The Women's Wellness Center links services with the Health Education Center, which the partnership opened in Russia last year. While the Women's Wellness Center services primarily focus on family planning and the treatment of sexually transmitted infection, the Health Education Center provides adolescent consulting services, community health classes and health education and promotion activities.

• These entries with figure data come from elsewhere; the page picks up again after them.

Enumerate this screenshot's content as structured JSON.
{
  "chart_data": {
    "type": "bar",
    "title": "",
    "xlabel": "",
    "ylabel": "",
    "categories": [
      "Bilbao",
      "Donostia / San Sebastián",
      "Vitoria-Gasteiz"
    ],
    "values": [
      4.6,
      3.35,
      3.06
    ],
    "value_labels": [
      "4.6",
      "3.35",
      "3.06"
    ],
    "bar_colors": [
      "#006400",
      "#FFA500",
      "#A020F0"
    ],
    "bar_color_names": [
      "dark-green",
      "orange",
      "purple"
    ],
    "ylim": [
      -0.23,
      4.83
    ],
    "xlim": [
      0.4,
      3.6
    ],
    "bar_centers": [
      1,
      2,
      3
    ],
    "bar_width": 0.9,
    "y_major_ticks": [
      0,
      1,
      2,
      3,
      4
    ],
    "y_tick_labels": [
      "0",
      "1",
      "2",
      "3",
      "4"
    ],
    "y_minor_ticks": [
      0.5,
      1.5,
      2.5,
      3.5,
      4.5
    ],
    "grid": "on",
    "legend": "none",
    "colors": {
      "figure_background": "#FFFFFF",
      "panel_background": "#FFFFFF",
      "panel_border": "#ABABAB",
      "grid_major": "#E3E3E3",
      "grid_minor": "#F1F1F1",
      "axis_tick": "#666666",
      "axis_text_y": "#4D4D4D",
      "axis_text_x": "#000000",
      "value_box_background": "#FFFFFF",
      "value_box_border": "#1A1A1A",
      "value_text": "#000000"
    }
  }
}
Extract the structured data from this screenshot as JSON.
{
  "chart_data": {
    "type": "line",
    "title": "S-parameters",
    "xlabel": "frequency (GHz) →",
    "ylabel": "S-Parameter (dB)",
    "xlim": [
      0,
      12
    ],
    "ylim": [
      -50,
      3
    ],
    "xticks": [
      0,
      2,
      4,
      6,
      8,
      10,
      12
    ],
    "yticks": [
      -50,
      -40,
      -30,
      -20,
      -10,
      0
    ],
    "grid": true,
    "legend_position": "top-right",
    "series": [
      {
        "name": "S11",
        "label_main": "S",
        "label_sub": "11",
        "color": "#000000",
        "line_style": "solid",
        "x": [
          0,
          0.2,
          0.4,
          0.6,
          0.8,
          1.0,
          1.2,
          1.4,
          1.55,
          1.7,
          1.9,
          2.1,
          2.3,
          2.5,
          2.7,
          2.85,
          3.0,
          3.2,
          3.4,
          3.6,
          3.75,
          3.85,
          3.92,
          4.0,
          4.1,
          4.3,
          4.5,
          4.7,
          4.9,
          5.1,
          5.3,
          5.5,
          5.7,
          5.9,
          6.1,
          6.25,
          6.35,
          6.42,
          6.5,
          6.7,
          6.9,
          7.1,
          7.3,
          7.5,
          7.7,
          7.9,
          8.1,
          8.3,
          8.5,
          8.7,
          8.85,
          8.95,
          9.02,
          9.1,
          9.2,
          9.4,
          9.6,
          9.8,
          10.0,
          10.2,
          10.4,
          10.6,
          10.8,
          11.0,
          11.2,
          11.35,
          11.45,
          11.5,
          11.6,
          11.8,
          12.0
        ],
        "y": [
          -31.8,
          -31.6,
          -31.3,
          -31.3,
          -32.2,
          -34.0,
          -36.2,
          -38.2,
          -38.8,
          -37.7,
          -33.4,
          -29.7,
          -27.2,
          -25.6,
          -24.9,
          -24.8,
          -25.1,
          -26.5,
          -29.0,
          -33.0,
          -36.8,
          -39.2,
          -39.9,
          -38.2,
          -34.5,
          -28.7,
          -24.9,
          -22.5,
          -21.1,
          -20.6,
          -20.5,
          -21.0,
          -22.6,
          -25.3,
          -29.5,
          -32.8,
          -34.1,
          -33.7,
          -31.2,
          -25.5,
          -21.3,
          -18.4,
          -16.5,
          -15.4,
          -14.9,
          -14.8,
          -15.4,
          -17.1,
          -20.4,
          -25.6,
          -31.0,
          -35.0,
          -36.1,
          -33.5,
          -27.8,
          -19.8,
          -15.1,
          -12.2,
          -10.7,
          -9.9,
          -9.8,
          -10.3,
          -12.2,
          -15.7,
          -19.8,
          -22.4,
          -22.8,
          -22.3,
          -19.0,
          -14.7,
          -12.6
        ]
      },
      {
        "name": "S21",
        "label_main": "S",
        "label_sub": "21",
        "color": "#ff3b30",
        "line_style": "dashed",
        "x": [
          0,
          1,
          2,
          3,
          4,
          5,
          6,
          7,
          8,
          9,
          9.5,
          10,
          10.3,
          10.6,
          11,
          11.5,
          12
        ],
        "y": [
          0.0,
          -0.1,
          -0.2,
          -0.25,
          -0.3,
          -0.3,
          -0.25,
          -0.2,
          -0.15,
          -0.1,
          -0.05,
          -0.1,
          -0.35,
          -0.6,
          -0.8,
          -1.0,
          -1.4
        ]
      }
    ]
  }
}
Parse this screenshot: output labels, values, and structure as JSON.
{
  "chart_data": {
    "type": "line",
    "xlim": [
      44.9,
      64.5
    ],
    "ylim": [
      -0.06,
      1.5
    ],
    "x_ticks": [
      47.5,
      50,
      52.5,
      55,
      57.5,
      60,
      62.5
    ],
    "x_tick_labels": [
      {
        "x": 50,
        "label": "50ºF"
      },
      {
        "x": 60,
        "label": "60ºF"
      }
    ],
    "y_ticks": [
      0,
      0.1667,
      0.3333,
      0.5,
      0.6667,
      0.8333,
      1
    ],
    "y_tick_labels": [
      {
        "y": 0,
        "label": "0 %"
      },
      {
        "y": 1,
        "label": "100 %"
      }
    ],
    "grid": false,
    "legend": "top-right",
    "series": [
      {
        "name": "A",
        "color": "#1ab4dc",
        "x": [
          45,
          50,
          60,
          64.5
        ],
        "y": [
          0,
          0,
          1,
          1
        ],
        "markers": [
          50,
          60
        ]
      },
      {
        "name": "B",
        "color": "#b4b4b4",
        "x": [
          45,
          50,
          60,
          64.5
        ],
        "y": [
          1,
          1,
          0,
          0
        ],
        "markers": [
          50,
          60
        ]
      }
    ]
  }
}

During their visit, the Kentucky team held a three-day workshop for Russian teenagers, focusing on effective habits for successful teens. The topics for the workshops came from the results of the Center for Disease Control's Youth Risk Behavior Survey, which was administered to 837 Russian teenagers during winter 2001.

"In Russia and the U.S., health education emphasizes things that students should not do in order to be successful," said Schulman. "Our approach was focused on things the students should do in order to be successful. This was a different approach and the students' evaluation forms confirmed that it was well received, interesting, and very helpful."

"I learned that it is necessary to develop a plan of actions, have a goal and move towards it choosing honest ways, not to live separately from others, to work in the community," said one Russian student who attended the workshop.

Along with the UK College of Health Sciences, UK Colleges of Medicine, UK's Center for Rural Health, based in Hazard, and the Kentucky Department for Public Health are participating in this Russian partnership project.

Funded by the United States Agency for International Development (USAID), and coordinated by the American International Health Alliance (AIHA), the project allows the Kentucky team to assist the Russian community in identifying the health needs in the area and helping them plan and develop services to meet those needs.